As we drove up to the curb in front of Abel and Liam's warehouse, I found Abel inconspicuously leaning up against the doorway waiting for me with a familiar sly smile on his face.

"He's up to something," I think out loud, with a sigh.

"Ambush?" Tarmo asked me. Sometimes I think he gets a thrill out of these sorts of things, like a murder mystery dinner right in front of him.

"Probably," I resign before stepping out of the car.

"Tarmo," Abel signaled with a tip of his hand from his forehead, greeting him the only pleasant way he knew without absolutely terrifying the Mundane.

"Mr. Lestrange," Tarmo replies with a nod, as cordially as he can. His skittishness is still evident in his voice as Abel's gaze is upon him.

"Come in for tea?" Abel asked him. I think Abel got some sort of amusement out of eliciting Tarmo's fearful behavior towards vampires.

Tarmo first looked at me, and then his feet. "Oh, no, Sir. Thank you, but Mr. Greymalkin has some tasks for me," he lies.

Tarmo had only just become accustomed to letting a vampire ride in the front seat beside him, and taking suggestions of Elven healings for his mother.
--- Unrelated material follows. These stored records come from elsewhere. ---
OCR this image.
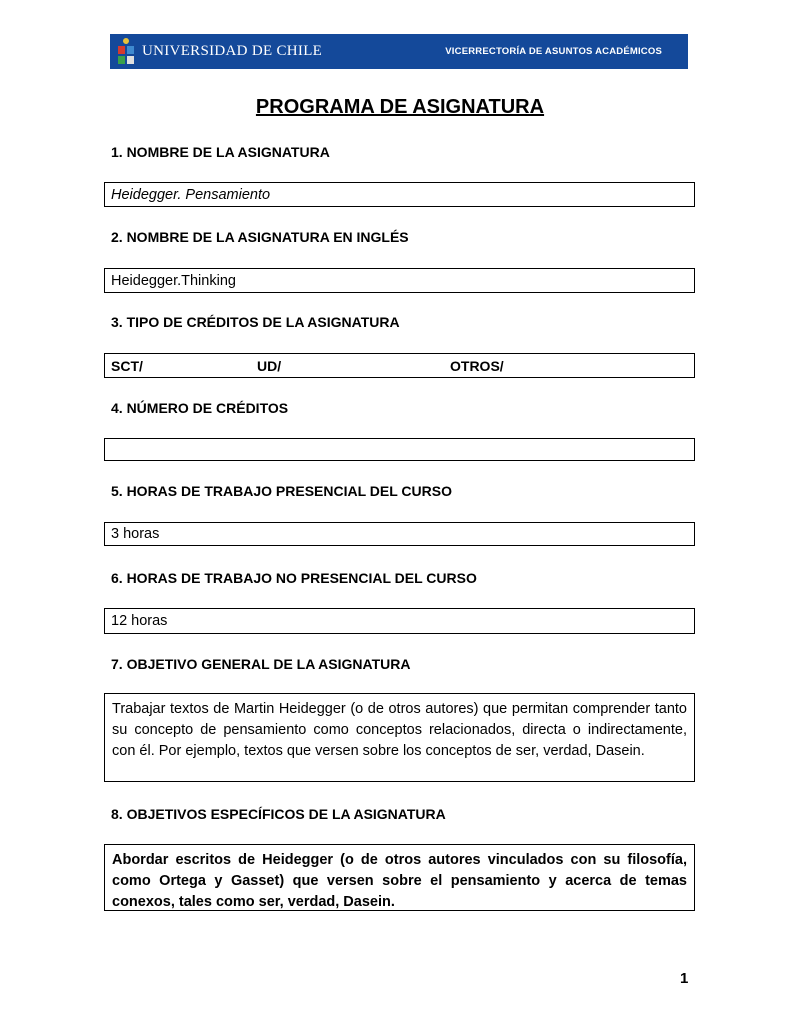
UNIVERSIDAD DE CHILE	VICERRECTORÍA DE ASUNTOS ACADÉMICOS
PROGRAMA DE ASIGNATURA
1. NOMBRE DE LA ASIGNATURA
Heidegger. Pensamiento
2. NOMBRE DE LA ASIGNATURA EN INGLÉS
Heidegger.Thinking
3. TIPO DE CRÉDITOS DE LA ASIGNATURA
SCT/	UD/	OTROS/
4. NÚMERO DE CRÉDITOS
5. HORAS DE TRABAJO PRESENCIAL DEL CURSO
3 horas
6. HORAS DE TRABAJO NO PRESENCIAL DEL CURSO
12 horas
7. OBJETIVO GENERAL DE LA ASIGNATURA
Trabajar textos de Martin Heidegger (o de otros autores) que permitan comprender tanto su concepto de pensamiento como conceptos relacionados, directa o indirectamente, con él. Por ejemplo, textos que versen sobre los conceptos de ser, verdad, Dasein.
8. OBJETIVOS ESPECÍFICOS DE LA ASIGNATURA
Abordar escritos de Heidegger (o de otros autores vinculados con su filosofía, como Ortega y Gasset) que versen sobre el pensamiento y acerca de temas conexos, tales como ser, verdad, Dasein.
1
To sit in a room full a vampires sipping on tea must have seemed a little too much to him.

"Very well," Abel responds, before he turned to face me and asked, "Are you ready?"

"I'm always ready," I replied in confidence as he opens his arm to let me through the doorway.

"Why is that boy so nervous all the time?" Abel muses.

"You would too, if you had Aud-" I began to say, before being interrupted with a strong gasp around my neck.

It was not Abel, as the clutch is much weaker than his. I grab tightly around the thick arm, digging my nails into the light flesh that has tried its best to smother me. I take a swift thrust of my elbow behind me, and it is greeted by a loud, instant intake of air and a groan from behind me. I freed myself momentarily from the strange attacker longer enough to get one of my hands around his neck, slamming him into the wall behind us.